The high level of food insecurity in the Amazon Region as a whole, not just the Brazilian Amazon, and which affects everything from indigenous peoples to small farmers, was highlighted in the participation of Fome Zero. iCS and its partners were also able to mobilize more than 300 people from the Movement of Small Farmers (MPA) and from CONTAG, who attended the plenary sessions about agriculture and food security, demanding the urgency of the land regularization in the region, the defense of rights and greater assistance for small farmers.

From a foreign policy point of view, iCS organized the meeting of civil society with Simon Stiell, the executive secretary of the UNFCCC. This involved approximately 30 people from different networks of organizations in order to discuss the preparations for COP28, already with an eye on COP30, which will take place in Belém, in Brazil, in 2025. Local movements spoke to Simon about the need to ensure the effective participation in the official spaces of negotiation and to guarantee the necessary conditions so that civil society can prepare appropriately as the host of COP30.

Meeting of civil society with Simon Stiell / Credit: Liliane Moreira

The Institute also participated in a dialogue process led by Brazilian civil society and philanthropic organizations. Entitled “From the Declaration of Belém to COP30,” it discussed the role of Amazonian civil society and the rest of the country in the preparation for all the international situations that are on their way. iCS grantees, such as LaClima and Plataforma Cipó, made important contributions.

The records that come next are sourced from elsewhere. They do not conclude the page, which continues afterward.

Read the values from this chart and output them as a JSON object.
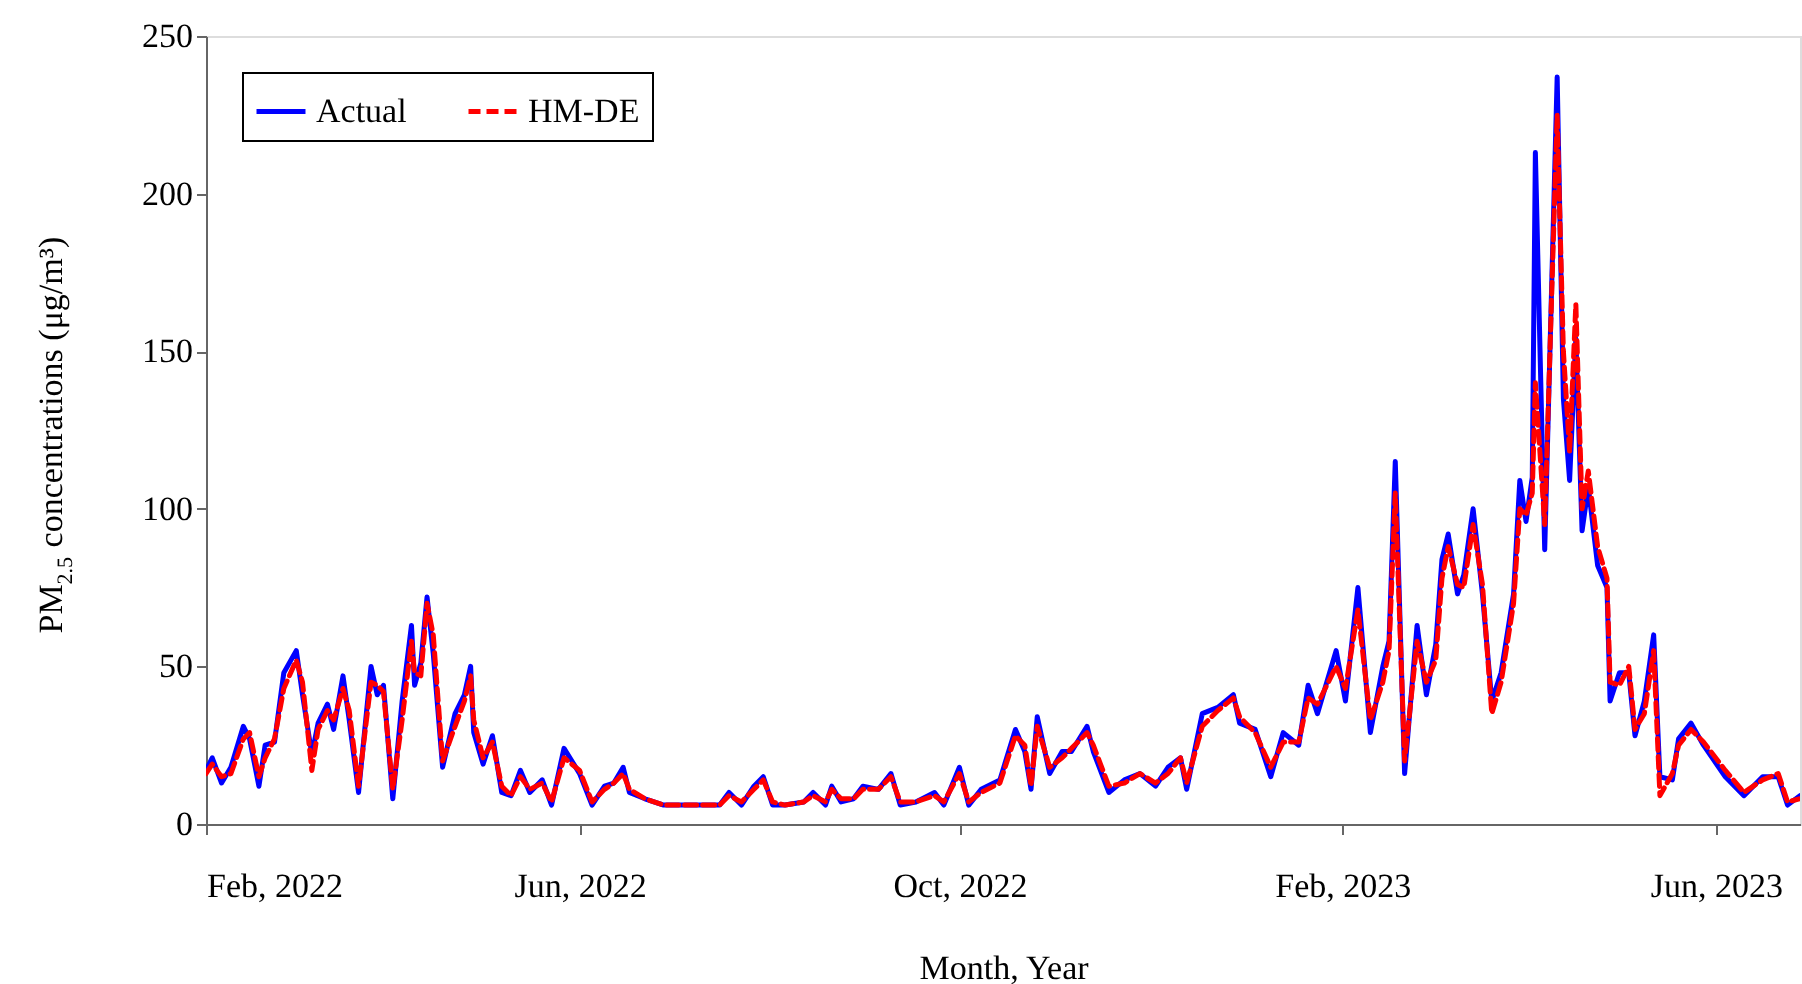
{
  "chart_data": {
    "type": "line",
    "xlabel": "Month, Year",
    "ylabel": "PM$_{2.5}$ concentrations (μg/m³)",
    "x": [
      "2022-02-01",
      "2022-02-03",
      "2022-02-06",
      "2022-02-09",
      "2022-02-13",
      "2022-02-15",
      "2022-02-18",
      "2022-02-20",
      "2022-02-23",
      "2022-02-26",
      "2022-03-02",
      "2022-03-04",
      "2022-03-07",
      "2022-03-09",
      "2022-03-12",
      "2022-03-14",
      "2022-03-17",
      "2022-03-19",
      "2022-03-22",
      "2022-03-26",
      "2022-03-28",
      "2022-03-30",
      "2022-04-02",
      "2022-04-05",
      "2022-04-08",
      "2022-04-09",
      "2022-04-11",
      "2022-04-13",
      "2022-04-15",
      "2022-04-18",
      "2022-04-22",
      "2022-04-25",
      "2022-04-27",
      "2022-04-28",
      "2022-05-01",
      "2022-05-04",
      "2022-05-07",
      "2022-05-10",
      "2022-05-13",
      "2022-05-16",
      "2022-05-20",
      "2022-05-23",
      "2022-05-27",
      "2022-06-01",
      "2022-06-05",
      "2022-06-09",
      "2022-06-12",
      "2022-06-15",
      "2022-06-17",
      "2022-06-22",
      "2022-06-28",
      "2022-07-04",
      "2022-07-11",
      "2022-07-16",
      "2022-07-19",
      "2022-07-23",
      "2022-07-27",
      "2022-07-30",
      "2022-08-02",
      "2022-08-06",
      "2022-08-12",
      "2022-08-15",
      "2022-08-19",
      "2022-08-21",
      "2022-08-24",
      "2022-08-28",
      "2022-08-31",
      "2022-09-05",
      "2022-09-09",
      "2022-09-12",
      "2022-09-17",
      "2022-09-23",
      "2022-09-26",
      "2022-10-01",
      "2022-10-04",
      "2022-10-08",
      "2022-10-14",
      "2022-10-19",
      "2022-10-22",
      "2022-10-24",
      "2022-10-26",
      "2022-10-30",
      "2022-11-03",
      "2022-11-06",
      "2022-11-11",
      "2022-11-13",
      "2022-11-18",
      "2022-11-23",
      "2022-11-28",
      "2022-12-03",
      "2022-12-07",
      "2022-12-11",
      "2022-12-13",
      "2022-12-18",
      "2022-12-23",
      "2022-12-28",
      "2022-12-30",
      "2023-01-04",
      "2023-01-09",
      "2023-01-13",
      "2023-01-18",
      "2023-01-21",
      "2023-01-24",
      "2023-01-30",
      "2023-02-02",
      "2023-02-06",
      "2023-02-10",
      "2023-02-14",
      "2023-02-16",
      "2023-02-18",
      "2023-02-21",
      "2023-02-25",
      "2023-02-28",
      "2023-03-03",
      "2023-03-05",
      "2023-03-07",
      "2023-03-10",
      "2023-03-12",
      "2023-03-15",
      "2023-03-18",
      "2023-03-21",
      "2023-03-24",
      "2023-03-28",
      "2023-03-30",
      "2023-04-01",
      "2023-04-03",
      "2023-04-04",
      "2023-04-07",
      "2023-04-11",
      "2023-04-13",
      "2023-04-15",
      "2023-04-17",
      "2023-04-19",
      "2023-04-21",
      "2023-04-24",
      "2023-04-27",
      "2023-04-28",
      "2023-05-01",
      "2023-05-04",
      "2023-05-06",
      "2023-05-09",
      "2023-05-12",
      "2023-05-14",
      "2023-05-18",
      "2023-05-20",
      "2023-05-24",
      "2023-05-28",
      "2023-06-04",
      "2023-06-10",
      "2023-06-16",
      "2023-06-21",
      "2023-06-24",
      "2023-06-28"
    ],
    "series": [
      {
        "name": "Actual",
        "color": "#0000ff",
        "line_style": "solid",
        "values": [
          17,
          21,
          13,
          18,
          31,
          27,
          12,
          25,
          26,
          48,
          55,
          41,
          22,
          32,
          38,
          30,
          47,
          33,
          10,
          50,
          41,
          44,
          8,
          39,
          63,
          44,
          51,
          72,
          54,
          18,
          35,
          41,
          50,
          29,
          19,
          28,
          10,
          9,
          17,
          10,
          14,
          6,
          24,
          16,
          6,
          12,
          13,
          18,
          10,
          8,
          6,
          6,
          6,
          6,
          10,
          6,
          12,
          15,
          6,
          6,
          7,
          10,
          6,
          12,
          7,
          8,
          12,
          11,
          16,
          6,
          7,
          10,
          6,
          18,
          6,
          11,
          14,
          30,
          23,
          11,
          34,
          16,
          23,
          23,
          31,
          23,
          10,
          14,
          16,
          12,
          18,
          21,
          11,
          35,
          37,
          41,
          32,
          30,
          15,
          29,
          25,
          44,
          35,
          55,
          39,
          75,
          29,
          50,
          58,
          115,
          16,
          63,
          41,
          57,
          84,
          92,
          73,
          79,
          100,
          73,
          39,
          48,
          73,
          109,
          96,
          110,
          213,
          87,
          237,
          135,
          109,
          154,
          93,
          107,
          82,
          75,
          39,
          48,
          48,
          28,
          39,
          60,
          15,
          14,
          27,
          32,
          25,
          15,
          9,
          15,
          15,
          6,
          9
        ]
      },
      {
        "name": "HM-DE",
        "color": "#ff0000",
        "line_style": "dashed",
        "values": [
          16,
          19,
          15,
          16,
          27,
          29,
          15,
          21,
          27,
          43,
          52,
          45,
          17,
          30,
          36,
          33,
          43,
          36,
          12,
          45,
          44,
          42,
          11,
          33,
          58,
          48,
          47,
          70,
          60,
          20,
          31,
          39,
          47,
          33,
          21,
          26,
          12,
          9,
          15,
          11,
          13,
          7,
          21,
          17,
          7,
          11,
          13,
          16,
          11,
          8,
          6,
          6,
          6,
          6,
          9,
          7,
          11,
          14,
          7,
          6,
          7,
          9,
          7,
          11,
          8,
          8,
          11,
          11,
          15,
          7,
          7,
          9,
          7,
          16,
          7,
          10,
          13,
          28,
          25,
          12,
          31,
          18,
          21,
          24,
          29,
          25,
          12,
          13,
          16,
          13,
          16,
          21,
          13,
          31,
          36,
          40,
          34,
          29,
          18,
          26,
          26,
          40,
          38,
          50,
          43,
          68,
          33,
          45,
          55,
          105,
          20,
          58,
          45,
          52,
          78,
          88,
          76,
          75,
          95,
          76,
          35,
          45,
          70,
          100,
          98,
          105,
          140,
          95,
          225,
          150,
          118,
          165,
          100,
          112,
          88,
          78,
          45,
          44,
          50,
          30,
          35,
          55,
          9,
          16,
          25,
          30,
          26,
          17,
          10,
          14,
          16,
          7,
          8
        ]
      }
    ],
    "xlim": [
      "2022-02-01",
      "2023-06-28"
    ],
    "xticks": [
      {
        "value": "2022-02-01",
        "label": "Feb, 2022"
      },
      {
        "value": "2022-06-01",
        "label": "Jun, 2022"
      },
      {
        "value": "2022-10-01",
        "label": "Oct, 2022"
      },
      {
        "value": "2023-02-01",
        "label": "Feb, 2023"
      },
      {
        "value": "2023-06-01",
        "label": "Jun, 2023"
      }
    ],
    "ylim": [
      0,
      250
    ],
    "yticks": [
      0,
      50,
      100,
      150,
      200,
      250
    ],
    "grid": false,
    "legend": "top left",
    "marker": "none"
  }
}
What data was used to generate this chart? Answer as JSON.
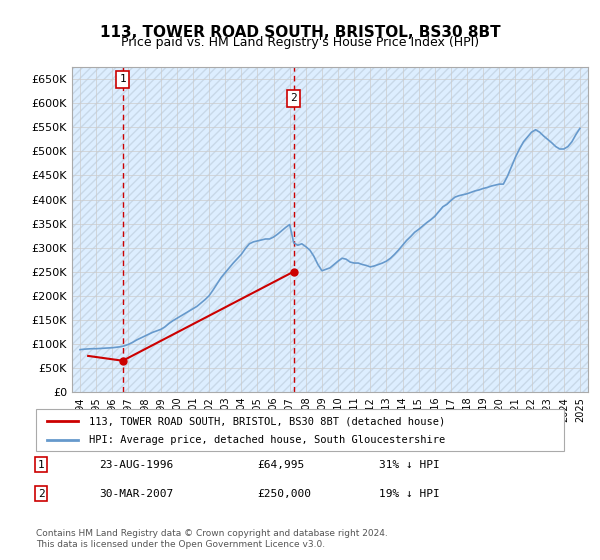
{
  "title1": "113, TOWER ROAD SOUTH, BRISTOL, BS30 8BT",
  "title2": "Price paid vs. HM Land Registry's House Price Index (HPI)",
  "ylabel_ticks": [
    "£0",
    "£50K",
    "£100K",
    "£150K",
    "£200K",
    "£250K",
    "£300K",
    "£350K",
    "£400K",
    "£450K",
    "£500K",
    "£550K",
    "£600K",
    "£650K"
  ],
  "ytick_values": [
    0,
    50000,
    100000,
    150000,
    200000,
    250000,
    300000,
    350000,
    400000,
    450000,
    500000,
    550000,
    600000,
    650000
  ],
  "ylim": [
    0,
    675000
  ],
  "xlim_start": 1993.5,
  "xlim_end": 2025.5,
  "hpi_color": "#6699cc",
  "price_color": "#cc0000",
  "bg_color": "#ddeeff",
  "hatch_color": "#bbccdd",
  "grid_color": "#cccccc",
  "purchase1_year": 1996.645,
  "purchase1_price": 64995,
  "purchase1_label": "1",
  "purchase1_date": "23-AUG-1996",
  "purchase1_amount": "£64,995",
  "purchase1_note": "31% ↓ HPI",
  "purchase2_year": 2007.24,
  "purchase2_price": 250000,
  "purchase2_label": "2",
  "purchase2_date": "30-MAR-2007",
  "purchase2_amount": "£250,000",
  "purchase2_note": "19% ↓ HPI",
  "legend_line1": "113, TOWER ROAD SOUTH, BRISTOL, BS30 8BT (detached house)",
  "legend_line2": "HPI: Average price, detached house, South Gloucestershire",
  "footer": "Contains HM Land Registry data © Crown copyright and database right 2024.\nThis data is licensed under the Open Government Licence v3.0.",
  "hpi_data": {
    "years": [
      1994.0,
      1994.25,
      1994.5,
      1994.75,
      1995.0,
      1995.25,
      1995.5,
      1995.75,
      1996.0,
      1996.25,
      1996.5,
      1996.75,
      1997.0,
      1997.25,
      1997.5,
      1997.75,
      1998.0,
      1998.25,
      1998.5,
      1998.75,
      1999.0,
      1999.25,
      1999.5,
      1999.75,
      2000.0,
      2000.25,
      2000.5,
      2000.75,
      2001.0,
      2001.25,
      2001.5,
      2001.75,
      2002.0,
      2002.25,
      2002.5,
      2002.75,
      2003.0,
      2003.25,
      2003.5,
      2003.75,
      2004.0,
      2004.25,
      2004.5,
      2004.75,
      2005.0,
      2005.25,
      2005.5,
      2005.75,
      2006.0,
      2006.25,
      2006.5,
      2006.75,
      2007.0,
      2007.25,
      2007.5,
      2007.75,
      2008.0,
      2008.25,
      2008.5,
      2008.75,
      2009.0,
      2009.25,
      2009.5,
      2009.75,
      2010.0,
      2010.25,
      2010.5,
      2010.75,
      2011.0,
      2011.25,
      2011.5,
      2011.75,
      2012.0,
      2012.25,
      2012.5,
      2012.75,
      2013.0,
      2013.25,
      2013.5,
      2013.75,
      2014.0,
      2014.25,
      2014.5,
      2014.75,
      2015.0,
      2015.25,
      2015.5,
      2015.75,
      2016.0,
      2016.25,
      2016.5,
      2016.75,
      2017.0,
      2017.25,
      2017.5,
      2017.75,
      2018.0,
      2018.25,
      2018.5,
      2018.75,
      2019.0,
      2019.25,
      2019.5,
      2019.75,
      2020.0,
      2020.25,
      2020.5,
      2020.75,
      2021.0,
      2021.25,
      2021.5,
      2021.75,
      2022.0,
      2022.25,
      2022.5,
      2022.75,
      2023.0,
      2023.25,
      2023.5,
      2023.75,
      2024.0,
      2024.25,
      2024.5,
      2024.75,
      2025.0
    ],
    "values": [
      88000,
      89000,
      89500,
      90000,
      90000,
      90500,
      91000,
      91500,
      92000,
      93000,
      94000,
      96000,
      99000,
      103000,
      108000,
      112000,
      116000,
      120000,
      124000,
      127000,
      130000,
      135000,
      142000,
      148000,
      153000,
      158000,
      163000,
      168000,
      173000,
      178000,
      185000,
      192000,
      200000,
      212000,
      225000,
      238000,
      248000,
      258000,
      268000,
      277000,
      286000,
      298000,
      308000,
      312000,
      314000,
      316000,
      318000,
      318000,
      322000,
      328000,
      335000,
      342000,
      348000,
      310000,
      305000,
      308000,
      302000,
      295000,
      282000,
      265000,
      252000,
      255000,
      258000,
      265000,
      272000,
      278000,
      276000,
      270000,
      268000,
      268000,
      265000,
      263000,
      260000,
      262000,
      265000,
      268000,
      272000,
      278000,
      286000,
      295000,
      305000,
      315000,
      323000,
      332000,
      338000,
      345000,
      352000,
      358000,
      365000,
      375000,
      385000,
      390000,
      398000,
      405000,
      408000,
      410000,
      412000,
      415000,
      418000,
      420000,
      423000,
      425000,
      428000,
      430000,
      432000,
      432000,
      448000,
      468000,
      488000,
      505000,
      520000,
      530000,
      540000,
      545000,
      540000,
      532000,
      525000,
      518000,
      510000,
      505000,
      505000,
      510000,
      520000,
      535000,
      548000
    ]
  },
  "price_data": {
    "years": [
      1994.5,
      1996.645,
      2007.24
    ],
    "values": [
      75000,
      64995,
      250000
    ]
  },
  "xtick_years": [
    1994,
    1995,
    1996,
    1997,
    1998,
    1999,
    2000,
    2001,
    2002,
    2003,
    2004,
    2005,
    2006,
    2007,
    2008,
    2009,
    2010,
    2011,
    2012,
    2013,
    2014,
    2015,
    2016,
    2017,
    2018,
    2019,
    2020,
    2021,
    2022,
    2023,
    2024,
    2025
  ]
}
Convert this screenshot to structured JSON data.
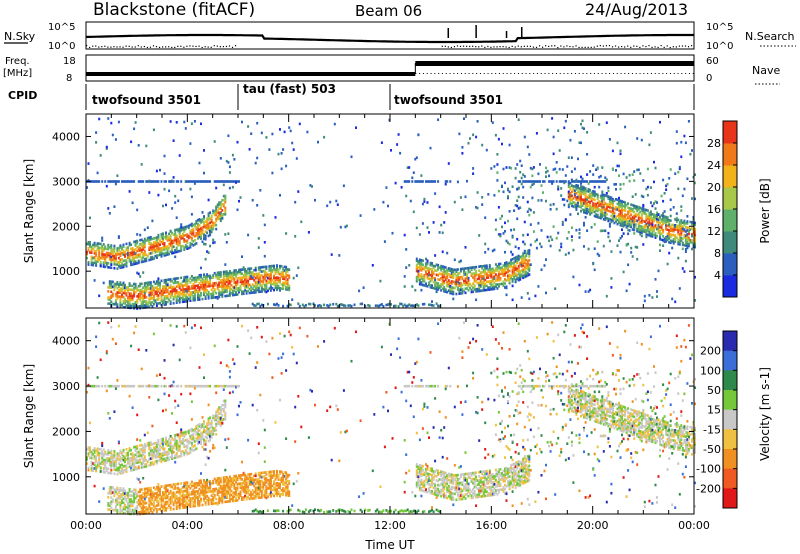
{
  "header": {
    "station": "Blackstone (fitACF)",
    "beam": "Beam 06",
    "date": "24/Aug/2013"
  },
  "summary_panels": {
    "nsky_label": "N.Sky",
    "nsky_ticks": [
      "10^5",
      "10^0"
    ],
    "nsearch_label": "N.Search",
    "freq_label": "Freq.",
    "freq_unit": "[MHz]",
    "freq_ticks": [
      "18",
      "8"
    ],
    "nave_label": "Nave",
    "nave_ticks": [
      "60",
      "0"
    ],
    "cpid_label": "CPID",
    "cpid_segments": [
      {
        "label": "twofsound 3501",
        "start_hour": 0,
        "end_hour": 6
      },
      {
        "label": "tau (fast) 503",
        "start_hour": 6,
        "end_hour": 12
      },
      {
        "label": "twofsound 3501",
        "start_hour": 12,
        "end_hour": 24
      }
    ]
  },
  "chart_data": [
    {
      "type": "heatmap",
      "title": "Power",
      "xlabel": "",
      "ylabel": "Slant Range [km]",
      "xlim": [
        0,
        24
      ],
      "ylim": [
        180,
        4500
      ],
      "yticks": [
        "1000",
        "2000",
        "3000",
        "4000"
      ],
      "colorbar": {
        "label": "Power [dB]",
        "ticks": [
          "4",
          "8",
          "12",
          "16",
          "20",
          "24",
          "28"
        ],
        "range": [
          0,
          32
        ],
        "colors": [
          "#1a2be0",
          "#2a5fbf",
          "#3f8a7a",
          "#5fb06a",
          "#a8c84a",
          "#f2b21c",
          "#f07a1a",
          "#e8351a"
        ]
      },
      "features": [
        {
          "name": "lower band",
          "points": [
            [
              0.8,
              500
            ],
            [
              2,
              430
            ],
            [
              4,
              600
            ],
            [
              6,
              750
            ],
            [
              7.5,
              850
            ],
            [
              8,
              800
            ]
          ]
        },
        {
          "name": "upper band",
          "points": [
            [
              0,
              1400
            ],
            [
              1.2,
              1300
            ],
            [
              2.5,
              1500
            ],
            [
              4,
              1750
            ],
            [
              5,
              2100
            ],
            [
              5.5,
              2500
            ]
          ]
        },
        {
          "name": "night band",
          "points": [
            [
              13,
              1000
            ],
            [
              14.5,
              750
            ],
            [
              16.5,
              900
            ],
            [
              17.5,
              1200
            ]
          ]
        },
        {
          "name": "evening band",
          "points": [
            [
              19,
              2700
            ],
            [
              21,
              2300
            ],
            [
              23,
              1900
            ],
            [
              24,
              1800
            ]
          ]
        }
      ]
    },
    {
      "type": "heatmap",
      "title": "Velocity",
      "xlabel": "Time UT",
      "ylabel": "Slant Range [km]",
      "xlim": [
        0,
        24
      ],
      "ylim": [
        180,
        4500
      ],
      "xticks": [
        "00:00",
        "04:00",
        "08:00",
        "12:00",
        "16:00",
        "20:00",
        "00:00"
      ],
      "yticks": [
        "1000",
        "2000",
        "3000",
        "4000"
      ],
      "colorbar": {
        "label": "Velocity [m s-1]",
        "ticks": [
          "200",
          "100",
          "50",
          "15",
          "-15",
          "-50",
          "-100",
          "-200"
        ],
        "colors": [
          "#2a2ab0",
          "#3a6ed8",
          "#2e8a4a",
          "#74c83a",
          "#c8c8c8",
          "#f0c040",
          "#f09020",
          "#f05a20",
          "#e01818"
        ]
      }
    }
  ]
}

Finally, the group Vozes da Amazônia worked on four themes during the period of the Amazon Dialogues + Summit: combating the oil exploration in the Foz do Amazonas; combating the Time Frame; Influence of Civil Society at COP30; and agendas and demands related to the Urban Amazon. In addition to the online actions, Vozes held in-person events, such as a bicycle ride protest, flyposting, marches and artivism actions. In total, there were 17 actions and events, organized by the grantees CoJovem, Lab da Cidade, Utopia Negra, Associação Gira Mundo, Obs do Marajó, Engajamundo, Instituto Update, Intervozes, Mapinguari and Arayara.